School officials said they expect the local tourism
industry to grow, and need people educated and trained in tourism.
“Compared to our neighboring Asian countries, we still lag
behind in terms of the number of tourist arrivals probably because
of the peace- and order problem in Mindanao, yet this will surely
grow,” said Val Toral, the school’s administrator.
In the recent celebration of the school’s
eighth Foundation Day, campus officials bared plans to widen tourism-related
courses to accommodate more students.
As part of the strengthening of the campus tourism
department, Toral said, the campus has been supporting the tourism
activities and thrusts of the Bataan provincial government and
the Balanga city government.
Recently, a pack of tour guides from the PWU
Balanga assisted officials of the Department of Environment and
Natural Resources (DENR) and bird experts in the conduct of a
census of water birds in this city.
The five tour guides from the PWU Balanga campus
were? faculty members Jayson Cayanan and Frances Rosselle Gonzales,
and tourism students Chyrwin Field, Jinky Larion and Pamela Banzon.

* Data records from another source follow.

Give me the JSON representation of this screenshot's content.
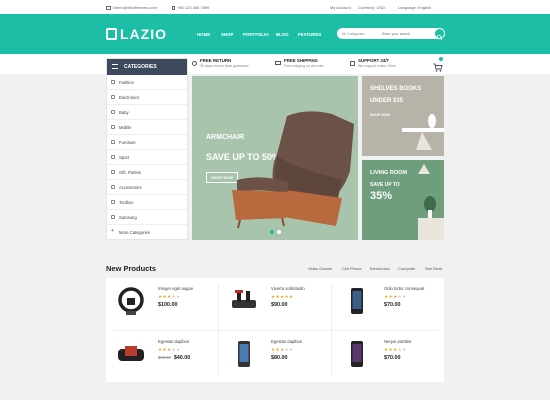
{
  "topbar": {
    "email": "Demo@Worthemes.com",
    "phone": "+84 123 456 7899",
    "account": "My Account",
    "currency": "Currency: USD",
    "language": "Language: English"
  },
  "header": {
    "logo": "LAZIO",
    "nav": [
      "HOME",
      "SHOP",
      "PORTFOLIO",
      "BLOG",
      "FEATURES"
    ],
    "search_category": "All Categories",
    "search_placeholder": "Enter your search"
  },
  "infobar": [
    {
      "title": "FREE RETURN",
      "sub": "30 days money back guarantee"
    },
    {
      "title": "FREE SHIPPING",
      "sub": "Free shipping on all order"
    },
    {
      "title": "SUPPORT 24/7",
      "sub": "We support online 24hrs"
    }
  ],
  "categories": {
    "title": "CATEGORIES",
    "items": [
      "Fashion",
      "Electronics",
      "Baby",
      "Mobile",
      "Furniture",
      "Sport",
      "Gift, Parties",
      "Accessories",
      "Toolbox",
      "Samsung",
      "More Categories"
    ]
  },
  "slider": {
    "heading": "ARMCHAIR",
    "offer": "SAVE UP TO 50% OFF",
    "button": "SHOP NOW"
  },
  "banner1": {
    "title": "SHELVES BOOKS",
    "sub": "UNDER $35",
    "button": "SHOP NOW"
  },
  "banner2": {
    "title": "LIVING ROOM",
    "sub": "SAVE UP TO",
    "value": "35%"
  },
  "products_section": {
    "title": "New Products",
    "tabs": [
      "Video Games",
      "Cell Phone",
      "Electronics",
      "Computer",
      "See More"
    ]
  },
  "products": [
    {
      "name": "Integer eget augue",
      "price": "$100.00",
      "old_price": "",
      "icon": "steering-wheel-icon"
    },
    {
      "name": "Viverra sollicitudin",
      "price": "$90.00",
      "old_price": "",
      "icon": "flight-throttle-icon"
    },
    {
      "name": "Odio tortor consequat",
      "price": "$70.00",
      "old_price": "",
      "icon": "smartphone-icon"
    },
    {
      "name": "Egestas dapibus",
      "price": "$40.00",
      "old_price": "$50.00",
      "icon": "gamepad-phone-icon"
    },
    {
      "name": "Egestas dapibus",
      "price": "$80.00",
      "old_price": "",
      "icon": "smartphone-icon"
    },
    {
      "name": "Neque porttitor",
      "price": "$70.00",
      "old_price": "",
      "icon": "smartphone-icon"
    }
  ],
  "colors": {
    "accent": "#1cbfa5",
    "category_header": "#3d4a5c",
    "star": "#f5a623"
  }
}
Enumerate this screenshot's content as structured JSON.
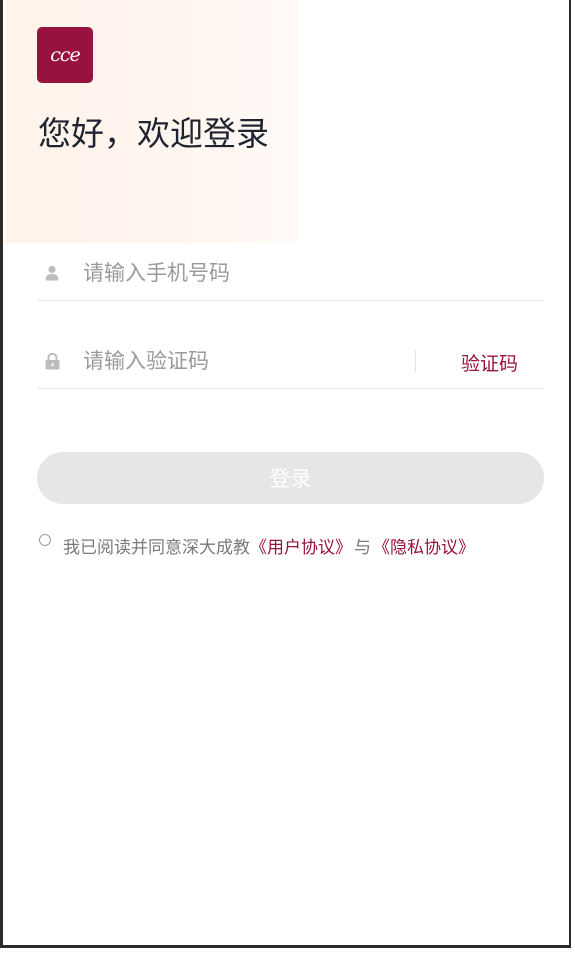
{
  "brand": {
    "logo_text": "cce",
    "accent_color": "#98123f"
  },
  "greeting": "您好，欢迎登录",
  "phone_field": {
    "icon": "user-icon",
    "placeholder": "请输入手机号码",
    "value": ""
  },
  "code_field": {
    "icon": "lock-icon",
    "placeholder": "请输入验证码",
    "value": "",
    "get_code_label": "验证码"
  },
  "login_button": {
    "label": "登录",
    "state": "disabled"
  },
  "agreement": {
    "checked": false,
    "prefix": "我已阅读并同意深大成教",
    "user_agreement": "《用户协议》",
    "conjunction": "与",
    "privacy_policy": "《隐私协议》"
  }
}
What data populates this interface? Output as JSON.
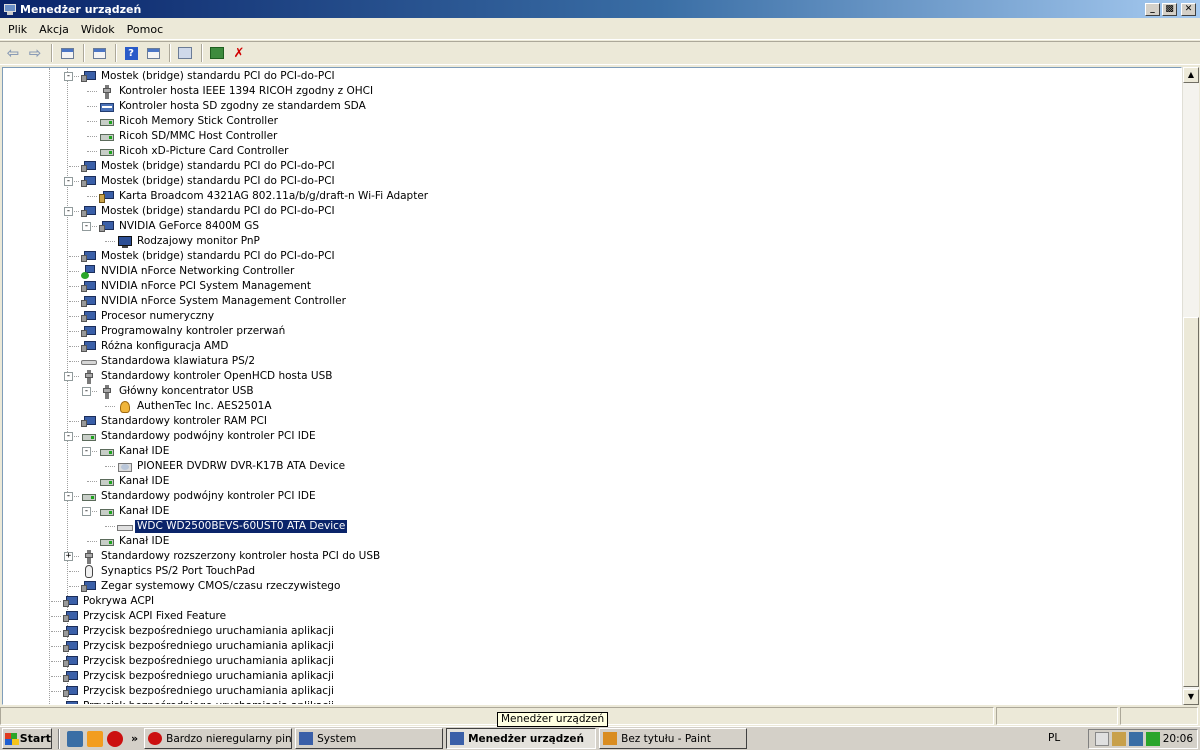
{
  "window": {
    "title": "Menedżer urządzeń"
  },
  "menu": [
    "Plik",
    "Akcja",
    "Widok",
    "Pomoc"
  ],
  "toolbar": [
    {
      "name": "back-button",
      "icon": "arrow-left-icon"
    },
    {
      "name": "forward-button",
      "icon": "arrow-right-icon"
    },
    {
      "name": "sep"
    },
    {
      "name": "show-hide-tree-button",
      "icon": "window-icon"
    },
    {
      "name": "sep"
    },
    {
      "name": "properties-button",
      "icon": "properties-icon"
    },
    {
      "name": "sep"
    },
    {
      "name": "help-button",
      "icon": "help-icon"
    },
    {
      "name": "view-button",
      "icon": "window-icon"
    },
    {
      "name": "sep"
    },
    {
      "name": "scan-hardware-button",
      "icon": "scan-icon"
    },
    {
      "name": "sep"
    },
    {
      "name": "update-driver-button",
      "icon": "update-icon"
    },
    {
      "name": "uninstall-button",
      "icon": "uninstall-icon"
    }
  ],
  "tree": [
    {
      "l": 2,
      "t": "Mostek (bridge) standardu PCI do PCI-do-PCI",
      "ic": "pci",
      "exp": "-"
    },
    {
      "l": 3,
      "t": "Kontroler hosta IEEE 1394 RICOH zgodny z OHCI",
      "ic": "usb"
    },
    {
      "l": 3,
      "t": "Kontroler hosta SD zgodny ze standardem SDA",
      "ic": "sd"
    },
    {
      "l": 3,
      "t": "Ricoh Memory Stick Controller",
      "ic": "ide"
    },
    {
      "l": 3,
      "t": "Ricoh SD/MMC Host Controller",
      "ic": "ide"
    },
    {
      "l": 3,
      "t": "Ricoh xD-Picture Card Controller",
      "ic": "ide"
    },
    {
      "l": 2,
      "t": "Mostek (bridge) standardu PCI do PCI-do-PCI",
      "ic": "pci"
    },
    {
      "l": 2,
      "t": "Mostek (bridge) standardu PCI do PCI-do-PCI",
      "ic": "pci",
      "exp": "-"
    },
    {
      "l": 3,
      "t": "Karta Broadcom 4321AG 802.11a/b/g/draft-n Wi-Fi Adapter",
      "ic": "wifi"
    },
    {
      "l": 2,
      "t": "Mostek (bridge) standardu PCI do PCI-do-PCI",
      "ic": "pci",
      "exp": "-"
    },
    {
      "l": 3,
      "t": "NVIDIA GeForce 8400M GS",
      "ic": "pci",
      "exp": "-"
    },
    {
      "l": 4,
      "t": "Rodzajowy monitor PnP",
      "ic": "mon"
    },
    {
      "l": 2,
      "t": "Mostek (bridge) standardu PCI do PCI-do-PCI",
      "ic": "pci"
    },
    {
      "l": 2,
      "t": "NVIDIA nForce Networking Controller",
      "ic": "net"
    },
    {
      "l": 2,
      "t": "NVIDIA nForce PCI System Management",
      "ic": "pci"
    },
    {
      "l": 2,
      "t": "NVIDIA nForce System Management Controller",
      "ic": "pci"
    },
    {
      "l": 2,
      "t": "Procesor numeryczny",
      "ic": "pci"
    },
    {
      "l": 2,
      "t": "Programowalny kontroler przerwań",
      "ic": "pci"
    },
    {
      "l": 2,
      "t": "Różna konfiguracja AMD",
      "ic": "pci"
    },
    {
      "l": 2,
      "t": "Standardowa klawiatura PS/2",
      "ic": "kbd"
    },
    {
      "l": 2,
      "t": "Standardowy kontroler OpenHCD hosta USB",
      "ic": "usb",
      "exp": "-"
    },
    {
      "l": 3,
      "t": "Główny koncentrator USB",
      "ic": "usb",
      "exp": "-"
    },
    {
      "l": 4,
      "t": "AuthenTec Inc. AES2501A",
      "ic": "bio"
    },
    {
      "l": 2,
      "t": "Standardowy kontroler RAM PCI",
      "ic": "pci"
    },
    {
      "l": 2,
      "t": "Standardowy podwójny kontroler PCI IDE",
      "ic": "ide",
      "exp": "-"
    },
    {
      "l": 3,
      "t": "Kanał IDE",
      "ic": "ide",
      "exp": "-"
    },
    {
      "l": 4,
      "t": "PIONEER DVDRW  DVR-K17B ATA Device",
      "ic": "cd"
    },
    {
      "l": 3,
      "t": "Kanał IDE",
      "ic": "ide"
    },
    {
      "l": 2,
      "t": "Standardowy podwójny kontroler PCI IDE",
      "ic": "ide",
      "exp": "-"
    },
    {
      "l": 3,
      "t": "Kanał IDE",
      "ic": "ide",
      "exp": "-"
    },
    {
      "l": 4,
      "t": "WDC WD2500BEVS-60UST0 ATA Device",
      "ic": "disk",
      "sel": true
    },
    {
      "l": 3,
      "t": "Kanał IDE",
      "ic": "ide"
    },
    {
      "l": 2,
      "t": "Standardowy rozszerzony kontroler hosta PCI do USB",
      "ic": "usb",
      "exp": "+"
    },
    {
      "l": 2,
      "t": "Synaptics PS/2 Port TouchPad",
      "ic": "mouse"
    },
    {
      "l": 2,
      "t": "Zegar systemowy CMOS/czasu rzeczywistego",
      "ic": "pci"
    },
    {
      "l": 1,
      "t": "Pokrywa ACPI",
      "ic": "pci"
    },
    {
      "l": 1,
      "t": "Przycisk ACPI Fixed Feature",
      "ic": "pci"
    },
    {
      "l": 1,
      "t": "Przycisk bezpośredniego uruchamiania aplikacji",
      "ic": "pci"
    },
    {
      "l": 1,
      "t": "Przycisk bezpośredniego uruchamiania aplikacji",
      "ic": "pci"
    },
    {
      "l": 1,
      "t": "Przycisk bezpośredniego uruchamiania aplikacji",
      "ic": "pci"
    },
    {
      "l": 1,
      "t": "Przycisk bezpośredniego uruchamiania aplikacji",
      "ic": "pci"
    },
    {
      "l": 1,
      "t": "Przycisk bezpośredniego uruchamiania aplikacji",
      "ic": "pci"
    },
    {
      "l": 1,
      "t": "Przycisk bezpośredniego uruchamiania aplikacji",
      "ic": "pci"
    }
  ],
  "tooltip": "Menedżer urządzeń",
  "taskbar": {
    "start": "Start",
    "chevron": "»",
    "tasks": [
      {
        "label": "Bardzo nieregularny ping...",
        "icon": "opera-icon",
        "color": "#cc1010"
      },
      {
        "label": "System",
        "icon": "system-icon",
        "color": "#3a5fa8"
      },
      {
        "label": "Menedżer urządzeń",
        "icon": "device-manager-icon",
        "color": "#3a5fa8",
        "active": true
      },
      {
        "label": "Bez tytułu - Paint",
        "icon": "paint-icon",
        "color": "#d98c1f"
      }
    ],
    "lang": "PL",
    "clock": "20:06"
  }
}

The five underwent a series of tour-guiding seminars
conducted by the provincial tourism office and the Balanga City
tourism office.
Included in the training package was to develop
the skill of identifying and naming the migratory and endemic
birds found in the wetlands and mudflats here.
The Department of Tourism (DOT) has included
the areas in barangays Sibacan, Tortugas and Puerto Rivas in this
city among the 12 official bird-watching sites in the Philippines.
The DOT has launched a tourism guidebook of the
12 bird-watching sites in the country.
The wetlands in this city attract one of the
largest concentrations of migrant shorebirds and waterfowls anywhere
in the Philippines, according to the Wild Bird Club of the Philippines,
the country’s leading bird-watching society.
The group of tour guides from PWU Balanga campus
said tour-guiding in the bird census here was quite easy for they
had accompanied bird experts.
The DENR and bird experts counted 18,679 migratory
water birds present in the wetlands in this city compared to the
15,251 water birds recorded last year.